[SGLang] EPLB: Expert-Parallel Load Balancing 알고리즘

2026년 4월 12일수정: 2026년 4월 12일

들어가며

Expert Parallel 환경에서 특정 전문가에 토큰이 몰리면 해당 GPU만 과부하되고 나머지는 유휴 상태가 된다. EPLB(Expert-Parallel Load Balancing)는 실행 중 전문가 사용량을 모니터링하고, 인기 있는 전문가를 여러 GPU에 복제하여 부하를 균등하게 분산하는 시스템이다.

구조도

┌─────────────────────────────────────────────────────┐
│                   EPLBManager                       │
│  (매 N iteration마다 재균형 트리거)                    │
├─────────────────────────────────────────────────────┤
│                                                     │
│  ExpertDistributionRecorder ──► logical_count 수집   │
│          │                                          │
│          ▼                                          │
│  eplb_algorithms.rebalance_experts()                │
│  ┌─────────────────────────────────────┐            │
│  │ deepseek / deepseek_vec /           │            │
│  │ elasticity_aware                    │            │
│  └────────────┬────────────────────────┘            │
│               │                                     │
│               ▼                                     │
│  ExpertLocationMetadata                             │
│  ┌─────────────────────────────────────┐            │
│  │ physical_to_logical_map             │            │
│  │ logical_to_all_physical_map         │            │
│  │ logical_to_rank_dispatch_physical   │            │
│  └────────────┬────────────────────────┘            │
│               │                                     │
│               ▼                                     │
│  model_runner.update_expert_location()              │
└─────────────────────────────────────────────────────┘

핵심 코드 분석

1. EPLBManager: 재균형 오케스트레이터

EPLBManager는 제너레이터 패턴으로 매 N iteration마다 재균형을 트리거한다.

class EPLBManager:
    def __init__(self, model_runner):
        self._rebalance_num_iterations = server_args.eplb_rebalance_num_iterations
        self._main_generator = self._entrypoint()

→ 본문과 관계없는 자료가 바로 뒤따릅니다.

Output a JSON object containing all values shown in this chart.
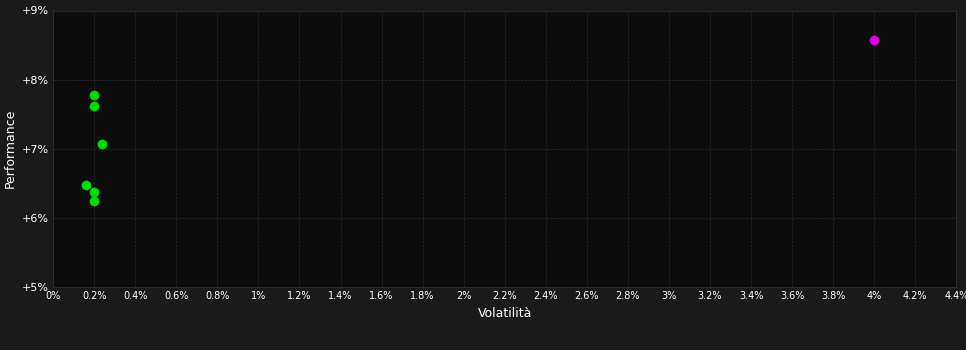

    def on_forward_pass_end(self):
        next(self._main_generator)

    def _entrypoint(self):
        while True:
            for _ in range(self._rebalance_num_iterations):
                yield
            yield from self.rebalance()

on_forward_pass_end가 매 forward pass 후 호출되며, N번 카운트 후 rebalance를 실행한다.

2. rebalance: 재균형 실행

def rebalance(self):
    dump_record_output = get_global_expert_distribution_recorder().dump_record(
        output_mode="object"
    )
    logical_count = dump_record_output["logical_count"]
    average_utilization_rate = dump_record_output[
        "average_utilization_rate_over_window"
    ]

    if not self._check_rebalance_needed(average_utilization_rate):
        return

    expert_location_metadata = ExpertLocationMetadata.init_by_eplb(
        self._server_args, self._model_runner.model_config, logical_count
    )

    for chunk_index, update_layer_ids in enumerate(update_layer_ids_chunks):
        if len(update_layer_ids_chunks) > 1:
            yield  # 레이어 청크 간 yield로 서빙 중단 최소화
        self._model_runner.update_expert_location(
            expert_location_metadata, update_layer_ids=update_layer_ids,
        )

GPU 활용률이 임계값(eplb_min_rebalancing_utilization_threshold) 이상이면 재균형을 건너뛴다. 레이어를 청크 단위로 업데이트하여 서빙 중단을 최소화한다.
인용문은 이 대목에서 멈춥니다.